Supplementation of OPFs fermented by Phanerochaete chrysosporium with treatments of Ca (2000 ppm), P (2000 ppm) and Mn (150 ppm) (T3) provided the best rumen fluid characteristics and microbial protein synthesis.
This study evaluated the effects of supplementing minerals Ca, P and Mn during the fermentation of oil palm fronds by Phanerochaete chrysosporium on rumen fluid characteristics and microbial protein synthesis, showing this supplementation can be beneficial for ruminants that consume forage-based waste from oil palm plantations. This study will help researchers uncover the critical functions of Ca, P and Mn supplementation in the process of fermentation by Phanerochaete chrysosporium, resulting in the full utilization of the nutrients in the palm fronds by the rumen microbes.

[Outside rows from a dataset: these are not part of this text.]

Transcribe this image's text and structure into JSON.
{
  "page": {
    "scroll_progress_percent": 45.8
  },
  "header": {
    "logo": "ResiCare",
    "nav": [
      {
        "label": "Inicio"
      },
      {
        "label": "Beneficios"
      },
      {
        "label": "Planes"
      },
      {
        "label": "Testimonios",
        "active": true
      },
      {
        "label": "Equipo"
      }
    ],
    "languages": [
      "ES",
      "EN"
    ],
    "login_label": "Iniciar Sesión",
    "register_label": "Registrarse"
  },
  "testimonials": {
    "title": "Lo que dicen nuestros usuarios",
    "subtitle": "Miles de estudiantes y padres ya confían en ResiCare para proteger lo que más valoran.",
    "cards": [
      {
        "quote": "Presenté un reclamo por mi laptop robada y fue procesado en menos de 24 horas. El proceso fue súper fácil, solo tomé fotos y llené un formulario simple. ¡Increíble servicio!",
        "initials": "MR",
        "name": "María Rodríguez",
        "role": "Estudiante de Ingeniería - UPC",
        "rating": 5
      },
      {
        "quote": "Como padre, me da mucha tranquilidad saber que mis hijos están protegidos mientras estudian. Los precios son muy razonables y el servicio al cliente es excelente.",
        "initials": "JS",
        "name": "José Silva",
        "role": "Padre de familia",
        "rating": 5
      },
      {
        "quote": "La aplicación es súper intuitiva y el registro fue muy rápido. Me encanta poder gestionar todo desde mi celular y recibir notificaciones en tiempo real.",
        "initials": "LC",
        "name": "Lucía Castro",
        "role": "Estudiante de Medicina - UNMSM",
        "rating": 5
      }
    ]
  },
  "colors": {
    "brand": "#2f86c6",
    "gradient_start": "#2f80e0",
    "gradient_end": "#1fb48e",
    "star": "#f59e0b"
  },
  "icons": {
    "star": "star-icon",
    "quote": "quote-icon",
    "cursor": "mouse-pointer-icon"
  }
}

This is a process that few researchers have been able to explore. Thus, this study may lead to a new theory on the optimal combinations of minerals for the fermentation process and their effects on rumen fluid characteristics and microbial protein synthesis.
This research was funded by the Andalas University, Professor Grant 2016, contract No. 524/XIV/Unand-2016 and was part of the Ph.D. dissertation by Roni Pazla in Animal Nutrition, Faculty of Animal Science, Andalas University.